Depuis des millénaires la loi a toujours rempli la fonction de protéger le corps social
des ferments de désagrégation [1] qui la menacent. Dans notre droit moderne la loi et
ceux qui l’appliquent doivent aussi protéger par tous les moyens dont ils disposent
les personnes en situation de vulnérabilité contre elles-mêmes et contre ceux qui les
exploitent.

Parmi les personnes prostituées on compte une écrasante majorité de femme et un
nombre toujours croissant de mineurs (près de la moitié). Il s’agit des deux catégories
d’individus qui pendant des millénaires ont été maintenus dans un statut de
dépendance matérielle, d’inexistence juridique et d’assujettissement au représentant
de l’ordre social ou familial qui décidait de leur vie sexuelle ou de leur survie.

Pour quelques exceptions tolérées dans les cénacles du pouvoir ou du savoir,
l’immense majorité des femmes, toutes cultures confondues, a été opprimée par les
forces du pouvoir, de l’argent, du savoir et du sexe.

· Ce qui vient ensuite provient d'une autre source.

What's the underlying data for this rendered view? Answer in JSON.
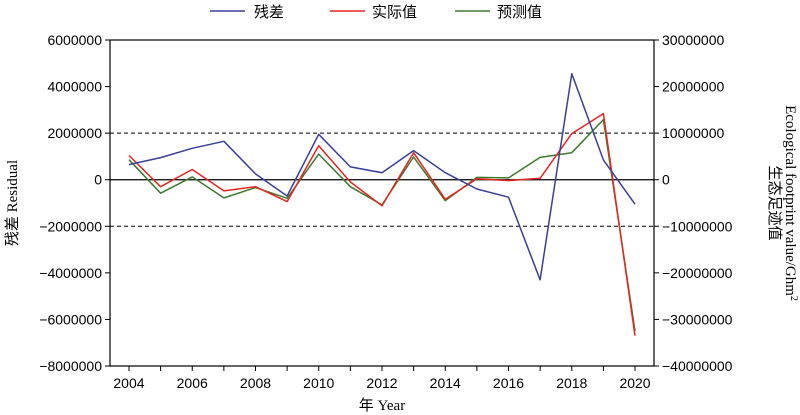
{
  "chart_data": {
    "type": "line",
    "x": [
      2004,
      2005,
      2006,
      2007,
      2008,
      2009,
      2010,
      2011,
      2012,
      2013,
      2014,
      2015,
      2016,
      2017,
      2018,
      2019,
      2020
    ],
    "x_ticks": [
      "2004",
      "2006",
      "2008",
      "2010",
      "2012",
      "2014",
      "2016",
      "2018",
      "2020"
    ],
    "xlim": [
      2003.4,
      2020.6
    ],
    "xlabel": "年 Year",
    "ylabel_left": "残差 Residual",
    "ylabel_right_cn": "生态足迹值",
    "ylabel_right_en": "Ecological footprint value/Ghm",
    "ylabel_right_sup": "2",
    "ylim_left": [
      -8000000,
      6000000
    ],
    "ylim_right": [
      -40000000,
      30000000
    ],
    "yticks_left": [
      "6000000",
      "4000000",
      "2000000",
      "0",
      "−2000000",
      "−4000000",
      "−6000000",
      "−8000000"
    ],
    "yticks_right": [
      "30000000",
      "20000000",
      "10000000",
      "0",
      "−10000000",
      "−20000000",
      "−30000000",
      "−40000000"
    ],
    "reference_lines_left": [
      2000000,
      0,
      -2000000
    ],
    "legend_position": "top",
    "series": [
      {
        "name": "残差",
        "axis": "left",
        "color": "#3a3f9a",
        "values": [
          650000,
          950000,
          1350000,
          1650000,
          250000,
          -700000,
          1950000,
          550000,
          300000,
          1250000,
          300000,
          -400000,
          -750000,
          -4300000,
          4550000,
          850000,
          -1050000
        ]
      },
      {
        "name": "实际值",
        "axis": "right",
        "color": "#e8251f",
        "values": [
          5200000,
          -1500000,
          2200000,
          -2400000,
          -1500000,
          -4700000,
          7300000,
          -500000,
          -5600000,
          5800000,
          -4200000,
          200000,
          -200000,
          300000,
          9900000,
          14200000,
          -33500000
        ]
      },
      {
        "name": "预测值",
        "axis": "right",
        "color": "#3d7a2e",
        "values": [
          4300000,
          -2900000,
          600000,
          -3900000,
          -1700000,
          -4000000,
          5500000,
          -1500000,
          -5400000,
          4900000,
          -4500000,
          500000,
          400000,
          4800000,
          5800000,
          12900000,
          -32500000
        ]
      }
    ]
  }
}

Aujourd’hui on voudrait nous
faire croire que vendre son corps ou recourir aux services sexuels tarifés de
prostitué(e)s des deux sexes est l’ultime avancée de la conquête de leur
indépendance par les femmes.

Cela nous semble symptomatique d’une société marquée par un écart grandissant
entre un discours libertaire au service duquel se rangent, en toute bonne foi nous en
sommes convaincus des intellectuels comme les signataires de l’appel, et une réalité
où les individus ne comptent que pour autant qu’ils se plient aux impératifs de
profit : ils doivent être de fervent consommateurs ; à défaut de pouvoir tenir cette
place on ne leur laisse que celle d’objet de consommation.

Dominique Charpenel
Chargée de la communication de la Fondation Scelles
Psychanalyste accueillant les victimes au sein des Equipes d’Action Contre le Proxénétisme
(EACP)

© Fondation Scelles

[1Leur nature a bien évidemment grandement varié selon les régions, les époques et suivant les pratiques
idéologiques, morales et religieuses en vigueur.